The final act of judgment includes the addition of cream. This, apparently, is a matter of chefs’ debate. The philosophy is that the cream should be added for extra body and flavour — not for texture. One must consider the flavours of the risotto. If they are very delicate (some kinds of fish or seafood — or poached poultry, perhaps) the heaviness of cream may actually mute the flavour. The cup of heavy cream added to our risotto — which was already rich and savoury from the truffle oil and duck — just added that extra touch of guilty pleasure.
And I should just add a word about the wine. Our sommelier, Peter Kline from Bacchus Sommelier Services, paired the risotto with a New Zealand, Oyster Bay Pinot Noir, 2011 (LCBO #590414) because it was perfect with the duck confit that was served with the risotto. But he remarked, upon seeing the 2 lbs of butter (no, that’s not a typo’), that eventually found its way into the risotto, that the 2010 Ghost Pines Chardonnay (LCBO #308122) that he had served with the roasted vegetable salad, would also have made an interesting choice because of its buttery flavour.
Anyway, I’m leaving you with the recipe for the White Truffle and Cauliflower Risotto.
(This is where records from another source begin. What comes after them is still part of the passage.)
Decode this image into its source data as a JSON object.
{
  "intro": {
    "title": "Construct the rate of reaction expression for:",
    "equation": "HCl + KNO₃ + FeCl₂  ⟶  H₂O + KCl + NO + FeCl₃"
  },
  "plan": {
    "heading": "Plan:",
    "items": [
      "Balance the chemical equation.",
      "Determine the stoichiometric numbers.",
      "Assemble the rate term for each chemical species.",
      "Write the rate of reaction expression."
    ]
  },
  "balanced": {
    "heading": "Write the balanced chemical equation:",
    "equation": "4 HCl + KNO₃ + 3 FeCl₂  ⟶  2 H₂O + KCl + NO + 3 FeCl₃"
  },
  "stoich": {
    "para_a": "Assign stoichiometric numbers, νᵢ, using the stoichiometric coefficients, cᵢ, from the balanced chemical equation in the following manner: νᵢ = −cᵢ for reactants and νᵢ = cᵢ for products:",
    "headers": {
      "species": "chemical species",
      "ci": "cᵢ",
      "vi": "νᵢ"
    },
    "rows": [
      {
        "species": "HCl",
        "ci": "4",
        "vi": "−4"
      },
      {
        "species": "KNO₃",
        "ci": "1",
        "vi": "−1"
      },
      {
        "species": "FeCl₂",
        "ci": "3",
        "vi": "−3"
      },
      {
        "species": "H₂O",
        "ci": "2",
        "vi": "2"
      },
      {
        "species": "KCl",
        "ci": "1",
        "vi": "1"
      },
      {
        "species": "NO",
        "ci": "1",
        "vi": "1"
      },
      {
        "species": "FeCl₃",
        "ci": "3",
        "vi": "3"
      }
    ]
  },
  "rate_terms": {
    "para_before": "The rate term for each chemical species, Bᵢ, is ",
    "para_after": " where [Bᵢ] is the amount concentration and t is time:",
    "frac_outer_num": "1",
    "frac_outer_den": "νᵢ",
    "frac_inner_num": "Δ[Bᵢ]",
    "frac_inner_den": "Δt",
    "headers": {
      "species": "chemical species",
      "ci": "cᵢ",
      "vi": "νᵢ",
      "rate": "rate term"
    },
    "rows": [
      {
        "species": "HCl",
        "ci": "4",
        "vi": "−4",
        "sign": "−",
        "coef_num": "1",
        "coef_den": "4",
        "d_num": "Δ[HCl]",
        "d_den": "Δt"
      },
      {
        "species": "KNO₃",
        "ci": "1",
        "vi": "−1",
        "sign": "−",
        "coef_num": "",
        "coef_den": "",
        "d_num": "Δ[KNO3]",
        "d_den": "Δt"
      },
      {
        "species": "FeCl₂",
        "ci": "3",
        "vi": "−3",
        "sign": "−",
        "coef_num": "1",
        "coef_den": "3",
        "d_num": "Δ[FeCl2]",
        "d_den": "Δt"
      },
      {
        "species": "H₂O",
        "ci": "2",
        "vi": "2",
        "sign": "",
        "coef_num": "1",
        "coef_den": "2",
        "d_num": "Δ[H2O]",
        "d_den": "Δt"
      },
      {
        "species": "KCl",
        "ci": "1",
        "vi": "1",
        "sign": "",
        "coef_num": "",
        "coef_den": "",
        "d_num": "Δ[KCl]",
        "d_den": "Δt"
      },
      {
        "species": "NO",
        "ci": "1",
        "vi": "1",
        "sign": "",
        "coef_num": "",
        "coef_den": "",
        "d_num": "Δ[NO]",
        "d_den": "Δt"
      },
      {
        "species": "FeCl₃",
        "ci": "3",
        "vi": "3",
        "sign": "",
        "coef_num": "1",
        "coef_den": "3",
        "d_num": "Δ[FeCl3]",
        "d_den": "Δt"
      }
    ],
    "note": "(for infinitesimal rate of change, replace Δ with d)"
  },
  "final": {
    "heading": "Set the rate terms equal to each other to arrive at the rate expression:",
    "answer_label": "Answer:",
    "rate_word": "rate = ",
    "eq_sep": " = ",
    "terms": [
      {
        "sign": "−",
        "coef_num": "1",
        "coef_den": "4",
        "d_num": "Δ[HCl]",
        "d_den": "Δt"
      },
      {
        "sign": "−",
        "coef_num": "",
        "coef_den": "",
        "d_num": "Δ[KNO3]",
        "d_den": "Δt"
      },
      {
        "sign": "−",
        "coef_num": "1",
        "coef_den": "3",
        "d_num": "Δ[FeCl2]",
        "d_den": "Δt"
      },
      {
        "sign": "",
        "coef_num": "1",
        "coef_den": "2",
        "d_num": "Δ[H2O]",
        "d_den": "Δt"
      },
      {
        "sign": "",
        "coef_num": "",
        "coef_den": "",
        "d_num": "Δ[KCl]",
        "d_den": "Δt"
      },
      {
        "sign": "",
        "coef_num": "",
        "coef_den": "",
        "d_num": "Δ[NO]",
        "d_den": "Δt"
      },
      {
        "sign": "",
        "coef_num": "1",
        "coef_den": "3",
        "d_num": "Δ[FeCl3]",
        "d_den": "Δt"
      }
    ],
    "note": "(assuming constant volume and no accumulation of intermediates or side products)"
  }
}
If you want to make the duck confit and crispy mushrooms, you’re on your own!
White Truffle and Cauliflower Risotto
from Chef Manny Ferreira, Earth to Table Bread Bar
4 cups Arborio rice
1 large white onion, diced fine
2 cups white wine(Riesling)
3/4 cup olive oil
1 head cauliflower, broken into small florets
2 litres chicken or veggie stock
4 tbsp. white truffle oil
1/2 lb butter
4 cups fresh grated Parmesan
1 cup heavy cream (35%)
1 cup fresh chopped parsley
salt to taste
1) Toss the cauliflower florets in a bowl with a pinch of salt and a few tablespoons olive oil.
2) Spread out onto a baking sheet and bake at 350 degrees F. for 10 minutes.
3) Let cool.
1) In a large pot, heat the olive oil until hot
2) Add the onions and cook at medium high, stirring until onions are soft. (Approximately 10 minutes.)
3) Turn the heat down to medium and add rice. Stir continually for another 5 minutes.
4) Add wine and half the stock.
5) You may want to turn the heat down a bit more. Arborio rice is high in starch and will stick to the bottom and burn easily, so you are going to have to stay close and stir regularly.
6) Season with a pinch of salt and add more stock if needed.
7) Cook the rice until you see just a small bit of white in the centre of the grain or just slightly al dente.
8) Mix in the cauliflower and truffle oil.
9) At this point the rice should be fully cooked.
10) Turn the heat off and add in the cream, butter and Parmesan.
11) Mix in the parsley and season with salt if needed.
12) The end result should be a creamy risotto.
1) If the risotto is too stiff, just add a bit more stock.
2) If too thin, then cook it out a bit longer.
3) It is important not to add too much stock at once, but to add gradually when needed.
No, I haven’t cooked this by myself, but I did watch the chef. As noted, he added crispy mushrooms and served this with duck confit. This recipe made 24 good-sized servings with the duck, with some left over — so measure accordingly. And throughout the cooking, more butter was incorporated into the recipe.